No one can deny that there has been a recent revival in Progressive music. In my opinion, I think the last couple of years have signalled another golden age for this musical genre. There are some forward thinking pioneers who are expanding our innermost beliefs of what constitutes progressive music but there are some that drink deep from the well of the original 1970’s progressive high point.
Obviously we are going to get some artists who sit on the metaphorical fence between the two, drawing some influence from the early innovators yet also having one foot firmly in the camp of the modern trailblazers of this most complicated of music forms.
To me, Mike Kershaw flits in and out of the modern and classic forms of progressive rock. His music is solidly keyboard and electronic driven with a pared back, simplistic style that evokes the synth pop sounds of the 1980’s. Elements of Kraftwerk and the early synth pop pioneers like Ultravox, Talk Talk and Simple Minds (before they sold out to the almighty dollar) mingle with more modern influences.
In Mike’s own words….
“Having previously recorded under the name ‘Relocate To Heathrow’ I decided in 2011 to record all future projects under my own name. The last few years have seen great leaps musically and the new songs deserved a new identity. My music is difficult to categorise and though there are clearly tracks that are very Prog Rock influenced there are many that veer in other directions….You have to listen really to know what I mean.”

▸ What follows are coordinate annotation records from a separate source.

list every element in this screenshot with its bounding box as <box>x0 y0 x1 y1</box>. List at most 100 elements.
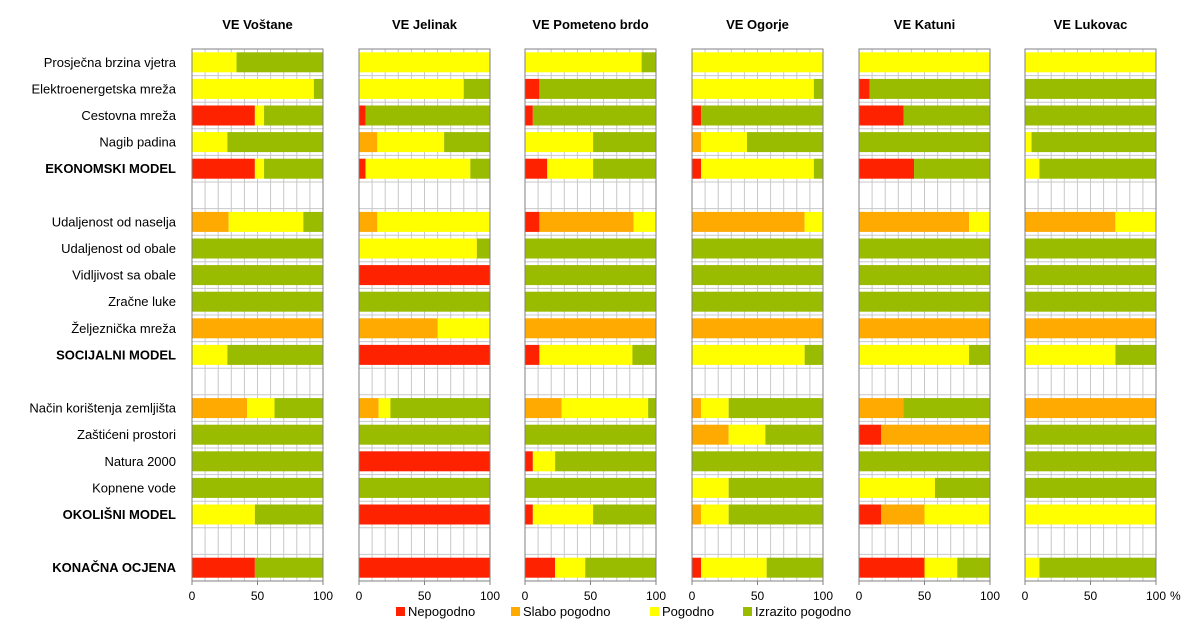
bar-segment-pogodno <box>377 132 445 153</box>
bar-segment-pogodno <box>525 132 594 153</box>
bar-segment-izrazito-pogodno <box>1115 344 1156 365</box>
bar-segment-izrazito-pogodno <box>1025 78 1156 99</box>
bar-segment-nepogodno <box>525 504 533 525</box>
bar-segment-pogodno <box>1025 557 1040 578</box>
bar-segment-izrazito-pogodno <box>1025 291 1156 312</box>
bar-segment-slabo-pogodno <box>859 211 970 232</box>
bar-segment-slabo-pogodno <box>692 398 702 419</box>
bar-segment-izrazito-pogodno <box>859 291 990 312</box>
bar-segment-pogodno <box>247 398 275 419</box>
panel-title: VE Katuni <box>894 17 955 32</box>
bar-segment-izrazito-pogodno <box>1039 158 1156 179</box>
legend-swatch <box>396 607 405 616</box>
bar-segment-izrazito-pogodno <box>914 158 990 179</box>
bar-segment-pogodno <box>692 52 823 73</box>
tick-label: 0 <box>356 589 363 603</box>
bar-segment-pogodno <box>228 211 304 232</box>
bar-segment-slabo-pogodno <box>881 504 925 525</box>
bar-segment-slabo-pogodno <box>692 424 729 445</box>
panel-title: VE Jelinak <box>392 17 458 32</box>
bar-segment-pogodno <box>192 52 237 73</box>
bar-segment-izrazito-pogodno <box>227 132 323 153</box>
tick-label: 0 <box>1022 589 1029 603</box>
tick-label: 50 <box>918 589 932 603</box>
bar-segment-izrazito-pogodno <box>813 78 823 99</box>
bar-segment-pogodno <box>804 211 823 232</box>
bar-segment-pogodno <box>365 158 471 179</box>
bar-segment-izrazito-pogodno <box>1031 132 1156 153</box>
bar-segment-nepogodno <box>692 105 702 126</box>
bar-segment-slabo-pogodno <box>692 318 823 339</box>
bar-segment-nepogodno <box>525 158 548 179</box>
bar-segment-izrazito-pogodno <box>470 158 490 179</box>
bar-segment-izrazito-pogodno <box>593 158 656 179</box>
panel: VE Jelinak 0 50 100 <box>356 17 501 603</box>
legend-label: Pogodno <box>662 604 714 619</box>
bar-segment-pogodno <box>192 132 228 153</box>
bar-segment-pogodno <box>969 211 990 232</box>
bar-segment-slabo-pogodno <box>881 424 990 445</box>
bar-segment-pogodno <box>437 318 490 339</box>
bar-segment-izrazito-pogodno <box>192 238 323 259</box>
bar-segment-pogodno <box>701 504 729 525</box>
bar-segment-nepogodno <box>525 211 540 232</box>
row-label: Kopnene vode <box>92 480 176 495</box>
bar-segment-izrazito-pogodno <box>692 291 823 312</box>
bar-segment-izrazito-pogodno <box>593 504 656 525</box>
legend-label: Slabo pogodno <box>523 604 610 619</box>
bar-segment-nepogodno <box>859 105 904 126</box>
bar-segment-pogodno <box>692 477 729 498</box>
bar-segment-slabo-pogodno <box>192 398 248 419</box>
bar-segment-izrazito-pogodno <box>264 158 323 179</box>
tick-label: 0 <box>689 589 696 603</box>
bar-segment-nepogodno <box>692 557 702 578</box>
bar-segment-izrazito-pogodno <box>264 105 323 126</box>
row-label: Prosječna brzina vjetra <box>44 55 177 70</box>
row-label: KONAČNA OCJENA <box>52 560 176 575</box>
bar-segment-nepogodno <box>359 105 366 126</box>
bar-segment-izrazito-pogodno <box>192 451 323 472</box>
bar-segment-izrazito-pogodno <box>692 451 823 472</box>
bar-segment-nepogodno <box>192 158 255 179</box>
row-label: Zračne luke <box>108 294 176 309</box>
bar-segment-nepogodno <box>859 424 882 445</box>
bar-segment-pogodno <box>692 78 814 99</box>
row-label: Natura 2000 <box>104 454 176 469</box>
bar-segment-izrazito-pogodno <box>525 291 656 312</box>
bar-segment-pogodno <box>378 398 391 419</box>
bar-segment-izrazito-pogodno <box>359 477 490 498</box>
legend-item: Nepogodno <box>396 604 475 619</box>
tick-label: 100 <box>313 589 333 603</box>
tick-label: 50 <box>584 589 598 603</box>
bar-segment-slabo-pogodno <box>525 318 656 339</box>
bar-segment-pogodno <box>532 504 594 525</box>
bar-segment-pogodno <box>1115 211 1156 232</box>
bar-segment-izrazito-pogodno <box>765 424 823 445</box>
bar-segment-pogodno <box>859 477 935 498</box>
row-label: OKOLIŠNI MODEL <box>63 507 176 522</box>
bar-segment-pogodno <box>359 78 464 99</box>
bar-segment-izrazito-pogodno <box>192 477 323 498</box>
bar-segment-pogodno <box>192 504 255 525</box>
bar-segment-izrazito-pogodno <box>641 52 656 73</box>
bar-segment-nepogodno <box>692 158 702 179</box>
legend-item: Izrazito pogodno <box>743 604 851 619</box>
bar-segment-pogodno <box>547 158 594 179</box>
bar-segment-slabo-pogodno <box>1025 211 1116 232</box>
bar-segment-slabo-pogodno <box>359 132 378 153</box>
unit-label: % <box>1170 589 1181 603</box>
bar-segment-izrazito-pogodno <box>701 105 823 126</box>
panel-title: VE Voštane <box>222 17 293 32</box>
bar-segment-izrazito-pogodno <box>463 78 490 99</box>
bar-segment-izrazito-pogodno <box>525 265 656 286</box>
panel-title: VE Ogorje <box>726 17 789 32</box>
bar-segment-nepogodno <box>525 78 540 99</box>
panel: VE Ogorje 0 50 100 <box>689 17 834 603</box>
bar-segment-slabo-pogodno <box>525 398 562 419</box>
bar-segment-izrazito-pogodno <box>1025 105 1156 126</box>
bar-segment-izrazito-pogodno <box>728 398 823 419</box>
bar-segment-izrazito-pogodno <box>648 398 656 419</box>
bar-segment-pogodno <box>692 344 805 365</box>
bar-segment-pogodno <box>859 344 970 365</box>
bar-segment-nepogodno <box>192 105 255 126</box>
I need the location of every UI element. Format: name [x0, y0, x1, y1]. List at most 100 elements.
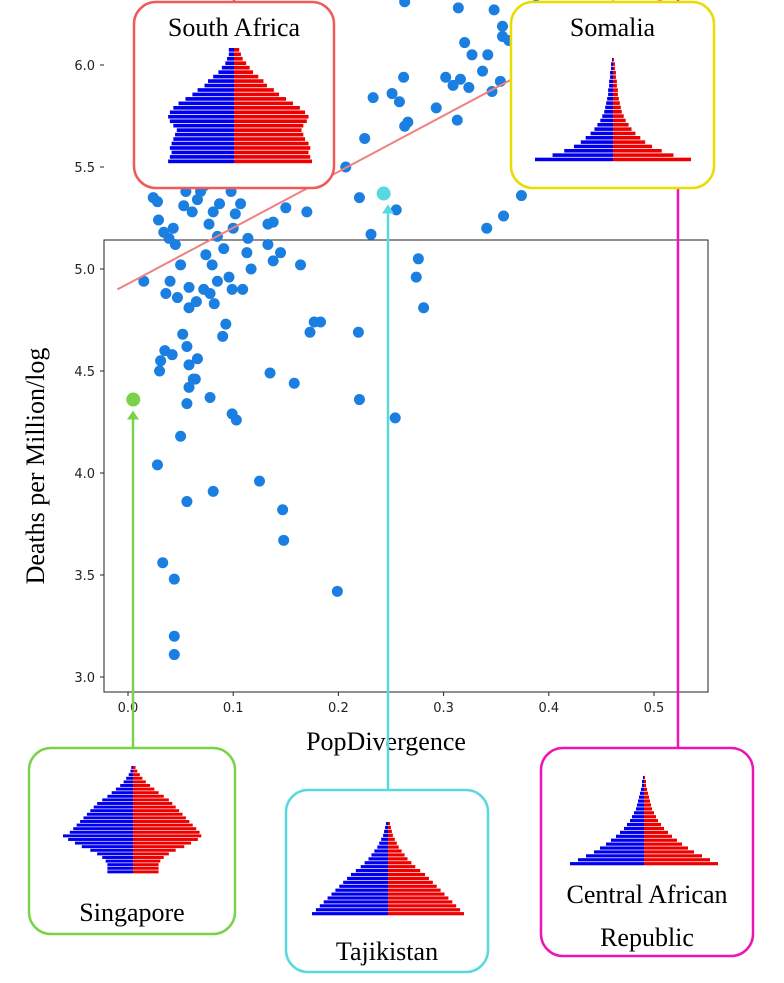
x-tick-label: 0.0: [118, 701, 139, 716]
pyramid-bar-male: [331, 892, 388, 896]
pyramid-bar-male: [74, 841, 133, 845]
pyramid-bar-male: [97, 852, 133, 856]
pyramid-bar-female: [388, 896, 449, 900]
pyramid-bar-male: [639, 795, 644, 799]
data-point: [278, 534, 290, 546]
data-point: [183, 302, 195, 314]
pyramid-bar-male: [102, 856, 133, 859]
pyramid-bar-male: [610, 75, 613, 79]
country-label: Somalia: [570, 13, 656, 42]
data-point: [235, 198, 247, 210]
pyramid-bar-male: [81, 845, 133, 849]
country-label: Central African: [567, 880, 728, 909]
pyramid-bar-male: [371, 853, 388, 857]
data-point: [267, 255, 279, 267]
pyramid-bar-female: [613, 105, 621, 110]
pyramid-bar-female: [613, 149, 662, 153]
pyramid-bar-female: [613, 58, 614, 62]
pyramid-bar-male: [168, 114, 234, 119]
pyramid-bar-female: [644, 830, 668, 834]
pyramid-bar-female: [133, 794, 164, 798]
pyramid-bar-male: [105, 859, 133, 863]
data-point: [466, 49, 478, 61]
y-tick-label: 6.0: [74, 59, 95, 74]
highlight-point: [126, 392, 141, 407]
pyramid-bar-female: [644, 826, 664, 831]
pyramid-bar-female: [613, 101, 620, 105]
pyramid-bar-female: [234, 61, 247, 66]
pyramid-bar-male: [176, 128, 234, 132]
data-point: [153, 214, 165, 226]
pyramid-bar-female: [388, 841, 397, 845]
pyramid-bar-male: [227, 56, 234, 61]
data-point: [211, 275, 223, 287]
pyramid-bar-female: [133, 838, 198, 841]
pyramid-bar-male: [323, 900, 388, 904]
pyramid-bar-male: [385, 825, 388, 830]
pyramid-bar-male: [578, 858, 644, 862]
pyramid-bar-male: [327, 896, 388, 900]
data-point: [481, 222, 493, 234]
pyramid-bar-female: [388, 825, 391, 830]
data-point: [402, 116, 414, 128]
y-tick-label: 3.0: [74, 671, 95, 686]
pyramid-bar-male: [383, 833, 388, 837]
pyramid-bar-male: [564, 149, 613, 153]
pyramid-bar-female: [234, 114, 309, 119]
country-label: South Africa: [168, 13, 301, 42]
pyramid-bar-female: [613, 153, 674, 157]
data-point: [168, 649, 180, 661]
pyramid-bar-male: [535, 157, 613, 162]
callout-south_africa: South Africa: [132, 0, 336, 190]
pyramid-bar-female: [234, 132, 304, 137]
pyramid-bar-female: [234, 56, 243, 61]
data-point: [181, 496, 193, 508]
pyramid-bar-female: [388, 849, 402, 853]
data-point: [463, 81, 475, 93]
country-label: Tajikistan: [336, 937, 438, 966]
pyramid-bar-female: [388, 869, 421, 873]
pyramid-bar-male: [107, 866, 133, 870]
data-point: [217, 330, 229, 342]
data-point: [452, 2, 464, 14]
pyramid-bar-male: [580, 140, 613, 144]
pyramid-bar-female: [133, 827, 197, 831]
pyramid-bar-female: [613, 157, 691, 162]
pyramid-bar-male: [606, 842, 644, 846]
pyramid-bar-male: [634, 811, 644, 815]
pyramid-bar-female: [644, 834, 672, 838]
pyramid-bar-female: [133, 859, 161, 863]
pyramid-bar-male: [640, 791, 644, 795]
pyramid-bar-male: [315, 908, 388, 912]
pyramid-bar-female: [388, 833, 393, 837]
pyramid-bar-female: [234, 123, 304, 128]
data-point: [190, 296, 202, 308]
y-tick-label: 4.5: [74, 365, 95, 380]
pyramid-bar-male: [126, 776, 133, 780]
data-point: [277, 504, 289, 516]
pyramid-bar-female: [234, 92, 280, 97]
pyramid-bar-male: [632, 815, 644, 819]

“My music is for the most part atmospheric progressive rock but I leave myself free to drift in any musical direction I choose within the structure of an album.
The songs explore a range of emotions but have a melancholy core whilst still remaining powerful and lyrically interesting.”
Mike has three previous releases to his name. In chronological order they are, Reason to Believe in 2012, This Long Night and Winter in 2013. This year sees the release of his most complete album to date Ice Age.
Stripped back and bare in places and with subject matter that is in keeping with the album’s title, Ice Age is a contrast between darkness and light. In places it can be bleak, harsh and foreboding yet, in others there is a definitive feeling of hope. The vocals are low in the mix, deliberate and downplayed. On a whole, this works well with the music but, on opener Frame and Glass they do seem too low in the mix and relatively bland. As you make your way through the album you notice this is a relative anomaly. This track as well as Guardian and Inside The Frame have a brooding melancholia, a slow and deliberate tone that is evocative. The musicianship is impressive and Mike has a way of getting under your skin with his meaningful lyrics. I often found myself sat silent and staring into space just listening to the music and letting the lyrics wash over me.
The first time I heard Broken Skies, I broke out into a huge grin. I am a child of the 80’s and this song is massively reminiscent of that synth-driven decade. Short and gossamer like, like a fragile ghost from the past. Blossom Falls, with its delicate piano and pensive note, is another dreamy and thoughtful track. It is simplistic and stripped bare of all elaboration, incredibly haunting and moving. Mike’s voice appears full of remorse and emotion. The keyboards take a bolder approach and become much more emphatic and strident, almost astringent in the way they tackle your senses. Terracotta is very minimalist and ethereal. The piano is meticulous and studied and the keyboards are mysterious and almost oriental in approach. It is a seriously meditative track with the vocals very low in the mix as if providing the background note to the song and I found it almost hypnotic and mesmerising.
That huge grin makes reappearance as soon as the synth announces the opening bars of Tomorrow’s Door. My favourite song on the album, much more upbeat and a breath of fresh air compared to the doleful feel of the darker tracks. As congenial as the some of the previous tracks are bleak and blasted, it is a clever contrast and one that works well. The 1980’s vibe is quite intense and ingenious. The vocals delve even deeper into the 1980’s back catalogue and evoke steeply angled haircuts and wildly fashionable clothes. Yesterdays is another evocative track. Wistful and at times downcast and totally in keeping with the general feel that runs throughout the album. There is an ambient quality and a deep rooted feeling to the music, it is thought provoking and grabs your attention. The final track on the album is When Winter Comes and it is the most grandiose one. The introduction has a feeling that is almost cinematic in its delivery. This song is Mike Kershaw’s ‘Pomp and Circumstance’ and replaces the pared back and bleak feel of before with something of much more substance. The rhythm section has a lot in common with Kate Bush’s ‘Running Up That Hill’, on edge and apprehensive. Lyrically it takes the whole theme of darkness and light and plays upon it and also includes the best vocal performance on the album.
There is sincerity to the blasted, featureless landscape that this album mainly invokes. It is not for everyone in its style and delivery and the way it pokes and probes at your psyche is not for the faint hearted. However, give this release a fair crack of the whip and let its dark moods and deep meanings envelop you and you will be richly rewarded.